The permanent Insurer Fee will be collected from health insurance issuers based on net written premiums. The annual fee is permanent and expected to total $8 billion in 2014 for all insurers, increasing each year to $14.3 billion in 2018, and increasing by the rate of premium growth thereafter. Based on industry analysis, the impact on premium is about 2.5 percent. The Insurer Fee will fund premium tax subsidies for low-income individuals and families who purchase health insurance through Exchanges. The fee impacts fully insured customers only.

The temporary Transitional Reinsurance Fee applies for years 2014 to 2016. The ACA imposes a fee on health insurance issuers and self-funded plans and then distributes the funds to issuers in the non-grandfathered individual market that disproportionately attract individuals at risk for high medical costs. The intent is to spread the financial risk across all health insurers to provide greater financial stability. The fee will be assessed on a per capita basis. The health reform law specifies the total amounts of the Reinsurance Fee that must be collected for the Reinsurance Program: $12 billion in 2014, $8 billion in 2015 and $5 billion in 2016, totaling $25 billion. States are permitted to increase these fees at their discretion. Based on industry estimates, the average projected cost is about $5 per member/per month in 2014, which then decreases each year for the subsequent two years.
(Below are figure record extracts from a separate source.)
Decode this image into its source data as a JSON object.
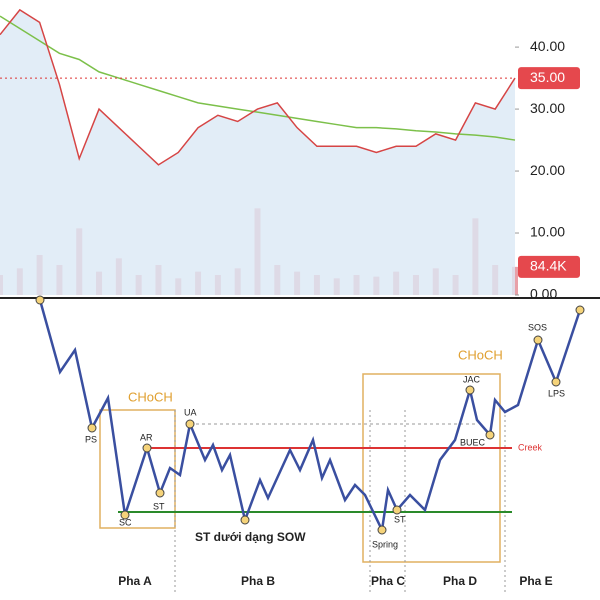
{
  "chart_data": {
    "type": "line",
    "price": {
      "name": "Price",
      "color": "#d64545",
      "fill": "#dbe8f5",
      "values": [
        42,
        46,
        44,
        34,
        22,
        30,
        27,
        24,
        21,
        23,
        27,
        29,
        28,
        30,
        31,
        27,
        24,
        24,
        24,
        23,
        24,
        24,
        26,
        25,
        31,
        30,
        35
      ]
    },
    "ma": {
      "name": "MA",
      "color": "#7cc04a",
      "values": [
        45,
        43,
        41,
        39,
        38,
        36,
        35,
        34,
        33,
        32,
        31,
        30.5,
        30,
        29.5,
        29,
        28.5,
        28,
        27.5,
        27,
        27,
        26.8,
        26.5,
        26.3,
        26,
        25.8,
        25.5,
        25
      ]
    },
    "volume": {
      "color": "#e8a0a8",
      "values": [
        60,
        80,
        120,
        90,
        200,
        70,
        110,
        60,
        90,
        50,
        70,
        60,
        80,
        260,
        90,
        70,
        60,
        50,
        60,
        55,
        70,
        60,
        80,
        60,
        230,
        90,
        84.4
      ],
      "vlim": [
        0,
        300
      ]
    },
    "last_price": {
      "value": 35,
      "label": "35.00"
    },
    "last_volume": {
      "value": 84.4,
      "label": "84.4K"
    },
    "ylim": [
      0,
      47.6
    ],
    "yticks": [
      {
        "value": 0,
        "label": "0.00"
      },
      {
        "value": 10,
        "label": "10.00"
      },
      {
        "value": 20,
        "label": "20.00"
      },
      {
        "value": 30,
        "label": "30.00"
      },
      {
        "value": 40,
        "label": "40.00"
      }
    ]
  },
  "diagram": {
    "choch": [
      "CHoCH",
      "CHoCH"
    ],
    "points": [
      "PS",
      "SC",
      "AR",
      "ST",
      "UA",
      "ST",
      "Spring",
      "JAC",
      "BUEC",
      "SOS",
      "LPS"
    ],
    "sow": "ST dưới dạng SOW",
    "creek": "Creek",
    "phases": [
      "Pha A",
      "Pha B",
      "Pha C",
      "Pha D",
      "Pha E"
    ]
  }
}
The temporary Patient-Centered Outcomes Research Institute (PCORI) Fee funds research that evaluates and compares health outcomes, clinical effectiveness, risks and benefits of medical treatments and services. The fee is effective 2012 to 2019 and increases from $1 to $2 per member per year for policy or plan years ending Oct. 1, 2013, through Sept. 30, 2014. The PCORI Fee is indexed to medical inflation thereafter.

Waiting Period Limits

Employers will need to offer new employees health benefit coverage no later than day 90 of their employment. The 90-day waiting period limit applies to all group health plans, fully insured and self-funded, grandfathered and non-grandfathered, for the plan year on or after Jan. 1, 2014. For employers that currently offer compliant waiting periods, no change is being made.

Wellness Programs

The final wellness rules are effective for plan years beginning on or after Jan. 1, 2014, for grandfathered and non-grandfathered plans. The new rules essentially increase the maximum reward permissible under a health-contingent wellness program offered in connection with a group health plan from 20 percent to 30 percent of the cost of coverage and up to 50 percent for wellness programs that are designed to reduce or prevent tobacco use. The new rules also divide health-contingent wellness programs into two subcategories (activity-only programs and outcome-based programs); provide clarifications regarding the reasonable design of these programs and the reasonable alternatives that must be offered in order to avoid prohibited discrimination.

This communication is designed to provide a summary of significant developments to our clients. Information presented is based on known provisions. Additional facts and information or future developments may affect the subjects addressed. It is intended to be informational and does not constitute legal advice regarding any specific situation. Plan sponsors should consult and rely on their attorneys for legal advice.